Two questions--doing a brunch wedding next weekend that grew from 85 to 200 guests!  Need a little guidance without having to spend all my time experimenting!

1.  Doing a Maple Glazed Thick Cut Bacon--what is the best way to heat and hold this--planning on doing it in the convection oven, but need to know about transporting it so it doesn't get too chewy.  No kitchen on site, outdoor venue, 1 hour away.

2.  Doing Shrimp and grits appetizer spoons--would you cook the shrimp on site on a burner, or do it ahead and hold it?--i still want a

top notch product and don't want the shrimp to keep cooking in a cambro.

As always thanks for your help!

Holly


----------



## chefross (May 5, 2010)

For the bacon.....I would cook it completely done....until crisp. That way you don't have to worry about the bacon getting "chewy"

The grits and shrimp spoon is going to be harder to keep as the grits don't hold well and the shrimp....well gets rubbery.
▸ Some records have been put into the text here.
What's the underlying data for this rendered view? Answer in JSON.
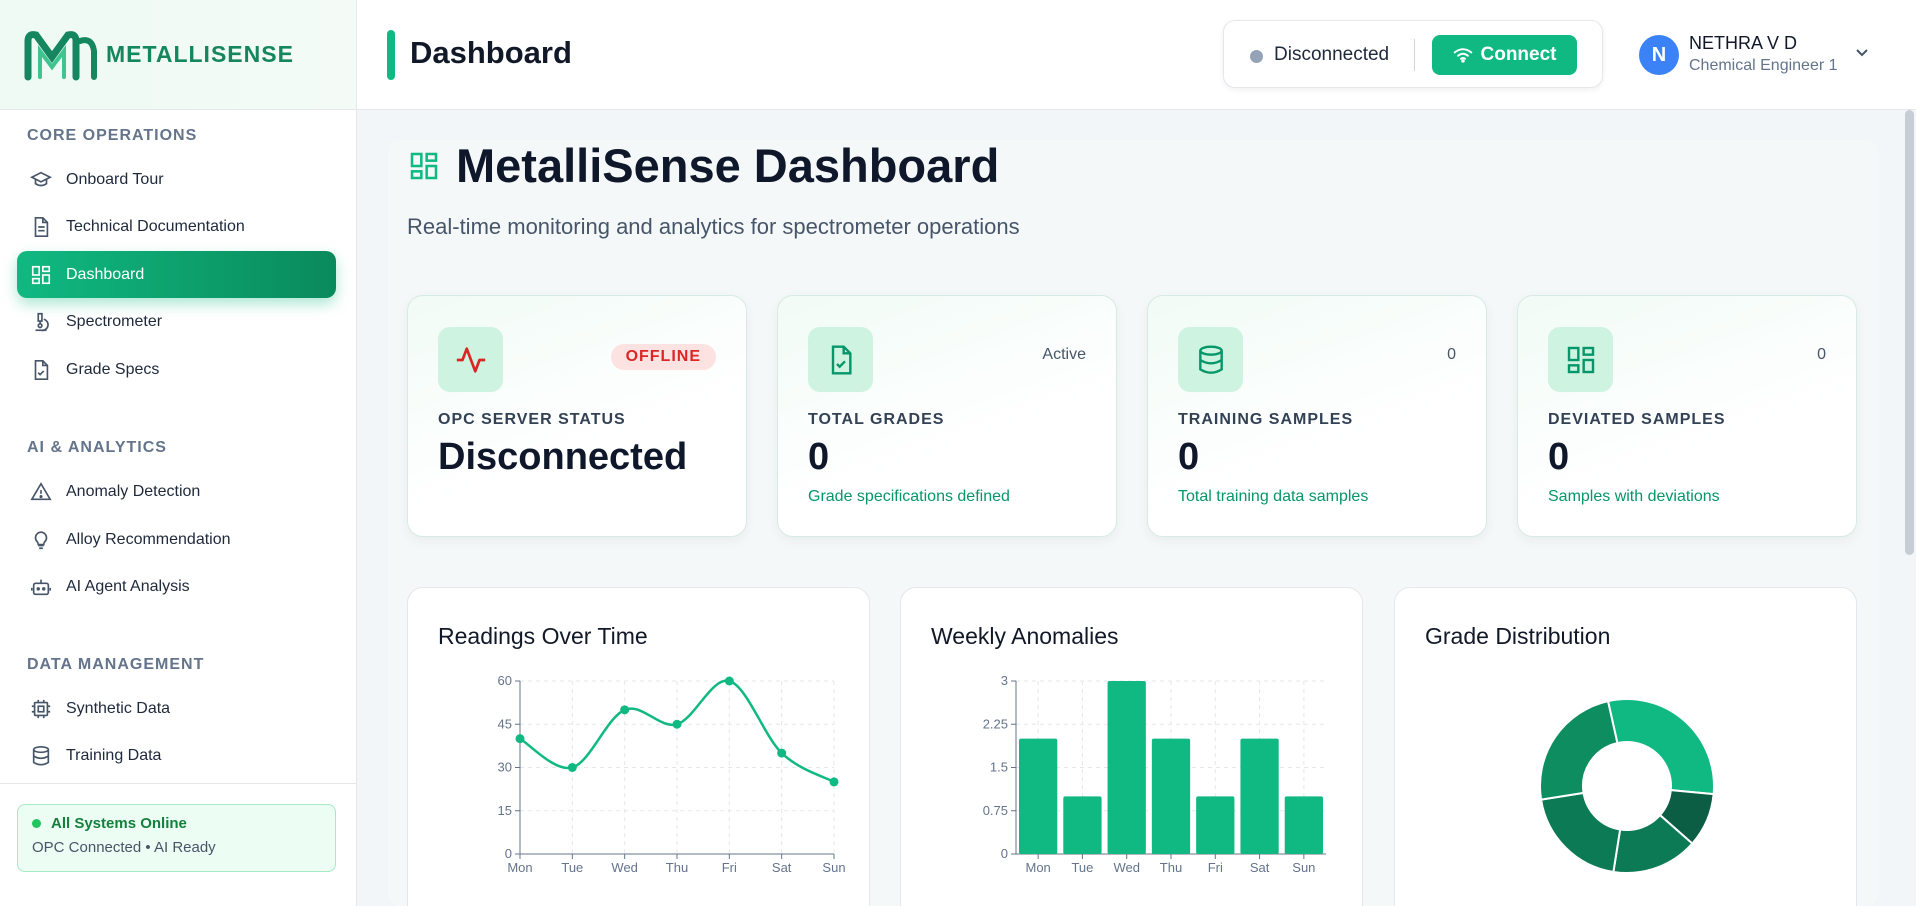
{
  "brand": {
    "name": "METALLISENSE"
  },
  "sidebar": {
    "sections": [
      {
        "title": "CORE OPERATIONS"
      },
      {
        "title": "AI & ANALYTICS"
      },
      {
        "title": "DATA MANAGEMENT"
      }
    ],
    "items": [
      {
        "label": "Onboard Tour",
        "icon": "graduation-cap-icon"
      },
      {
        "label": "Technical Documentation",
        "icon": "document-icon"
      },
      {
        "label": "Dashboard",
        "icon": "dashboard-grid-icon",
        "active": true
      },
      {
        "label": "Spectrometer",
        "icon": "microscope-icon"
      },
      {
        "label": "Grade Specs",
        "icon": "file-check-icon"
      },
      {
        "label": "Anomaly Detection",
        "icon": "warning-triangle-icon"
      },
      {
        "label": "Alloy Recommendation",
        "icon": "lightbulb-icon"
      },
      {
        "label": "AI Agent Analysis",
        "icon": "bot-icon"
      },
      {
        "label": "Synthetic Data",
        "icon": "chip-icon"
      },
      {
        "label": "Training Data",
        "icon": "database-icon"
      }
    ],
    "status": {
      "title": "All Systems Online",
      "detail": "OPC Connected • AI Ready"
    }
  },
  "header": {
    "title": "Dashboard",
    "connection_status": "Disconnected",
    "connect_label": "Connect",
    "user": {
      "initial": "N",
      "name": "NETHRA V D",
      "role": "Chemical Engineer 1"
    }
  },
  "main": {
    "title": "MetalliSense Dashboard",
    "subtitle": "Real-time monitoring and analytics for spectrometer operations"
  },
  "stats": [
    {
      "label": "OPC SERVER STATUS",
      "value": "Disconnected",
      "badge": "OFFLINE",
      "desc": "",
      "icon": "activity-icon"
    },
    {
      "label": "TOTAL GRADES",
      "value": "0",
      "badge": "Active",
      "desc": "Grade specifications defined",
      "icon": "file-check-icon"
    },
    {
      "label": "TRAINING SAMPLES",
      "value": "0",
      "badge": "0",
      "desc": "Total training data samples",
      "icon": "database-icon"
    },
    {
      "label": "DEVIATED SAMPLES",
      "value": "0",
      "badge": "0",
      "desc": "Samples with deviations",
      "icon": "dashboard-grid-icon"
    }
  ],
  "charts": {
    "readings_title": "Readings Over Time",
    "anomalies_title": "Weekly Anomalies",
    "distribution_title": "Grade Distribution"
  },
  "colors": {
    "accent": "#10b981",
    "accent_dark": "#0a8a5c",
    "offline": "#dc2626"
  },
  "chart_data": [
    {
      "type": "line",
      "title": "Readings Over Time",
      "categories": [
        "Mon",
        "Tue",
        "Wed",
        "Thu",
        "Fri",
        "Sat",
        "Sun"
      ],
      "values": [
        40,
        30,
        50,
        45,
        60,
        35,
        25
      ],
      "yticks": [
        "0",
        "15",
        "30",
        "45",
        "60"
      ],
      "ylim": [
        0,
        60
      ],
      "grid": true
    },
    {
      "type": "bar",
      "title": "Weekly Anomalies",
      "categories": [
        "Mon",
        "Tue",
        "Wed",
        "Thu",
        "Fri",
        "Sat",
        "Sun"
      ],
      "values": [
        2,
        1,
        3,
        2,
        1,
        2,
        1
      ],
      "yticks": [
        "0",
        "0.75",
        "1.5",
        "2.25",
        "3"
      ],
      "ylim": [
        0,
        3
      ],
      "grid": true
    },
    {
      "type": "pie",
      "title": "Grade Distribution",
      "values": [
        30,
        10,
        16,
        20,
        24
      ],
      "colors": [
        "#10b981",
        "#0b5e43",
        "#0c7a55",
        "#0c7a55",
        "#0d8d60"
      ]
    }
  ]
}
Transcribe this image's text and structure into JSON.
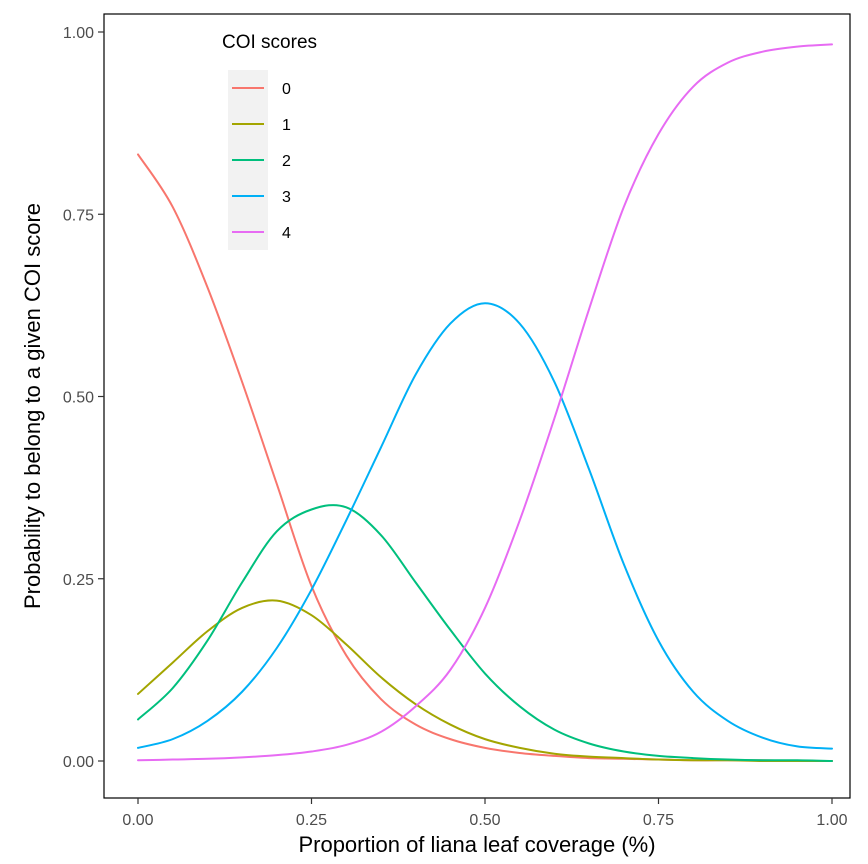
{
  "chart_data": {
    "type": "line",
    "xlabel": "Proportion of liana leaf coverage (%)",
    "ylabel": "Probability to belong to a given COI score",
    "xlim": [
      0,
      1
    ],
    "ylim": [
      0,
      1
    ],
    "x_ticks": [
      "0.00",
      "0.25",
      "0.50",
      "0.75",
      "1.00"
    ],
    "y_ticks": [
      "0.00",
      "0.25",
      "0.50",
      "0.75",
      "1.00"
    ],
    "grid": false,
    "legend": {
      "title": "COI scores",
      "position": "top-left"
    },
    "x": [
      0.0,
      0.05,
      0.1,
      0.15,
      0.2,
      0.25,
      0.3,
      0.35,
      0.4,
      0.45,
      0.5,
      0.55,
      0.6,
      0.65,
      0.7,
      0.75,
      0.8,
      0.85,
      0.9,
      0.95,
      1.0
    ],
    "series": [
      {
        "name": "0",
        "color": "#f8766d",
        "values": [
          0.832,
          0.76,
          0.65,
          0.52,
          0.38,
          0.24,
          0.145,
          0.085,
          0.05,
          0.03,
          0.018,
          0.011,
          0.007,
          0.004,
          0.003,
          0.002,
          0.001,
          0.001,
          0.001,
          0.0,
          0.0
        ]
      },
      {
        "name": "1",
        "color": "#a3a500",
        "values": [
          0.092,
          0.135,
          0.178,
          0.21,
          0.22,
          0.2,
          0.16,
          0.115,
          0.078,
          0.05,
          0.03,
          0.018,
          0.01,
          0.006,
          0.004,
          0.002,
          0.001,
          0.001,
          0.0,
          0.0,
          0.0
        ]
      },
      {
        "name": "2",
        "color": "#00bf7d",
        "values": [
          0.057,
          0.1,
          0.165,
          0.245,
          0.315,
          0.345,
          0.348,
          0.31,
          0.245,
          0.18,
          0.12,
          0.075,
          0.043,
          0.024,
          0.013,
          0.007,
          0.004,
          0.002,
          0.001,
          0.001,
          0.0
        ]
      },
      {
        "name": "3",
        "color": "#00b0f6",
        "values": [
          0.018,
          0.03,
          0.055,
          0.095,
          0.155,
          0.235,
          0.33,
          0.43,
          0.53,
          0.6,
          0.628,
          0.6,
          0.52,
          0.4,
          0.27,
          0.165,
          0.095,
          0.055,
          0.032,
          0.02,
          0.017
        ]
      },
      {
        "name": "4",
        "color": "#e76bf3",
        "values": [
          0.001,
          0.002,
          0.003,
          0.005,
          0.008,
          0.013,
          0.022,
          0.04,
          0.075,
          0.125,
          0.21,
          0.33,
          0.47,
          0.62,
          0.76,
          0.86,
          0.925,
          0.958,
          0.973,
          0.98,
          0.983
        ]
      }
    ]
  }
}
I understand that the menu is already done and said, but perhaps in the future you will be able to steer the client away from items that are difficult to create with limited kitchens.


----------



## uptownkevin (Sep 15, 2006)

You can hold grits for hours in a hotel pan, in a Cambro.  Just make sure to wrap in plastic.  Par-cook your shrimp by boiling in seasoned water (Creole seasoning), chill and transport.  Finish them onsite using a saute pan and a butane burner.  Easy.  Have done it many times for events and cooking demos.  The toughest part about grits on a spoon is that they get cold quickly.

-Kevin


----------



## shroomgirl (Aug 11, 2000)

great advice from both Kevin & Ross....


----------